Field reconstruction and landscape evolution modelling were combined in Chapter 5, to be able to reconstruct and understand actual Geren catchment response to identified base level evolution over a 300 ka period. In all simulations, rainfall and vegetation are varied over time based on arboral pollen. Because exact significance and duration of dam events were not known, three scenarios of landscape evolution in the Geren Catchment were investigated: i) uplift driven gradual base level lowering, ii) gradual base level lowering and short damming events and iii) gradual base level lowering and long damming events. Output was evaluated for erosion-aggradation evolution in trunk gullies at two different distances from the catchment outlet. Climate influences erosion – aggradation activity in the upstream reach, although internal feedbacks influence timing and magnitude. Scenario i shows the most correlation with the climate signal, although its correlation is weak. Lava damming events leave an aggradation signal in the downstream reach, while complex and lagged response to these dams obscure correlations with climate and leave a legacy of the past in current landscape evolution. Catchment response of the long dam scenario correspond best with field reconstruction and dating. The combination of climate and base level explains a significant part of the landscape evolution history of the Geren Catchment.

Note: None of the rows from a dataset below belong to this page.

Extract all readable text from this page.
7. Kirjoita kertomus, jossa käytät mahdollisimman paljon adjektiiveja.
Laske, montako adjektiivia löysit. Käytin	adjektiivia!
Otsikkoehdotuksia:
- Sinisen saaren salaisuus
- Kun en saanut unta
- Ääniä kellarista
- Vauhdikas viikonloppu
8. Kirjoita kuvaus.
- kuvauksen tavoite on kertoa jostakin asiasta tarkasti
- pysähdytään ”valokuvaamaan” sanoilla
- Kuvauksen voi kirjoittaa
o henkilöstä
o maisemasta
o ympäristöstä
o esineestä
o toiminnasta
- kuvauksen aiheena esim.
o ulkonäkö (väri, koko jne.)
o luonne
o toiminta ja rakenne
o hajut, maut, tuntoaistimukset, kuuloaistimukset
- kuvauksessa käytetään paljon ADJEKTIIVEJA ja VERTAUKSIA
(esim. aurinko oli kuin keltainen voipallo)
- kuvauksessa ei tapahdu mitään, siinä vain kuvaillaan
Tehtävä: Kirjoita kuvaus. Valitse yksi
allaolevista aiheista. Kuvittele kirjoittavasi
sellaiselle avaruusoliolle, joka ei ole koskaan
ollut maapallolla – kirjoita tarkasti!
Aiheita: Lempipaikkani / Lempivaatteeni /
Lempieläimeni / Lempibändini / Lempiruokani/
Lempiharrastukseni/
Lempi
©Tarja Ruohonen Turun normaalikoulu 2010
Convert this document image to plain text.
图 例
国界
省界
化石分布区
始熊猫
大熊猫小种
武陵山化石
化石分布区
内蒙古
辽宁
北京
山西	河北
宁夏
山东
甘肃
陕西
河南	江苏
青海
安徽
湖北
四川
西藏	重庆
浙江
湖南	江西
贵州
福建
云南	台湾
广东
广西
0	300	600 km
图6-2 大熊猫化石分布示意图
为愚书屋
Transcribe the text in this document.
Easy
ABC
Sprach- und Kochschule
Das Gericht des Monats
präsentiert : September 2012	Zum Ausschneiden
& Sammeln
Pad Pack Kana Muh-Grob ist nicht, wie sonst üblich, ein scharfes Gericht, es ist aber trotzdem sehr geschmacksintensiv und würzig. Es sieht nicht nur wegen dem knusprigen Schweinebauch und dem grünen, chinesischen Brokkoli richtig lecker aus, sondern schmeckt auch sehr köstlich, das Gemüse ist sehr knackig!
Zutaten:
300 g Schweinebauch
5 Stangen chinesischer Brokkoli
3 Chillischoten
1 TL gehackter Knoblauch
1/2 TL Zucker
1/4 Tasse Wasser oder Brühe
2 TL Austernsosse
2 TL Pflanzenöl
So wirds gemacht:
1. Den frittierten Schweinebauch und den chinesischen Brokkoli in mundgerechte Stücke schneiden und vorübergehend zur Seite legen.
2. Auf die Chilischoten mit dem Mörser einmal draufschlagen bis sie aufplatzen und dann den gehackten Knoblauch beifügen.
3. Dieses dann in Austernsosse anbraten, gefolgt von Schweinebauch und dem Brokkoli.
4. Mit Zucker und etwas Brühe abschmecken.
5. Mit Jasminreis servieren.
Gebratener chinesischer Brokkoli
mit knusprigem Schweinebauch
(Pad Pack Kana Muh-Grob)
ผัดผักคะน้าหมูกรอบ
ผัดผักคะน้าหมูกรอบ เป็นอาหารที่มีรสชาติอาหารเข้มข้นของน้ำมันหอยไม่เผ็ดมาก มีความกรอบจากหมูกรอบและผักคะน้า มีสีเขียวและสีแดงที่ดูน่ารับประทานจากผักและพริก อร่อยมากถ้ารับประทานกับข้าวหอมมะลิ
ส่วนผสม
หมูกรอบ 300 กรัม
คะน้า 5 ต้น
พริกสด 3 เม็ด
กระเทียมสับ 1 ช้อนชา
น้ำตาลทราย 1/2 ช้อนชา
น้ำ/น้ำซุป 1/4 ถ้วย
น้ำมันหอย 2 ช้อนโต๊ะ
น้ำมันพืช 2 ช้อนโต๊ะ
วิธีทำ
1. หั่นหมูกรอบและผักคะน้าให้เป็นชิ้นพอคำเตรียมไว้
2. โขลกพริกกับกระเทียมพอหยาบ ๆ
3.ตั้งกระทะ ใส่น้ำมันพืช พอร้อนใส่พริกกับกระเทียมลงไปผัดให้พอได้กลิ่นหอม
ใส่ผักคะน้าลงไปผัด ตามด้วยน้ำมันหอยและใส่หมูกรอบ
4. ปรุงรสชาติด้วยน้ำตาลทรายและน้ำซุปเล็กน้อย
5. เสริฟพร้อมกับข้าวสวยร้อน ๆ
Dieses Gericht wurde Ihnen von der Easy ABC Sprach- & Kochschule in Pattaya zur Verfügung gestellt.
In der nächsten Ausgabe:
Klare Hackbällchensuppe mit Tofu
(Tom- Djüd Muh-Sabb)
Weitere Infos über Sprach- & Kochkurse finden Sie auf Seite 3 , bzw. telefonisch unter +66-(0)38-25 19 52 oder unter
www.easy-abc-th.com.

In Chapter 6, a reflection and synthesis of Chapters 2-5 is presented. Indications for response to tectonics, climate and damming events are discussed separately for both field and modelling results. It is concluded that (lava) damming events of Pleistocene age can hamper, but also enhance incision on a 300 ka timescale. Furthermore, they can still have effect on current and future catchment evolution. However, catchment response to this evolution is complex and catchment specific and model results do not exactly reproduce its catchment history. An aggregated landscape evolution model output such as stream bed elevation change can be useful for comparison with fluvial terrace sequences. Combining field reconstruction and modelling suggests that the 300 ka incision history of the Geren is best explained if the catchment endured prolonged dam events. The combination of field reconstruction, dating and landscape evolution modelling therefore can enhance our understanding of long-term evolution of a specific landscape and increases knowledge on long term impact of past events on current catchment complexities and it is suggested to embed this research approach more structurally in long-term landscape reconstructions.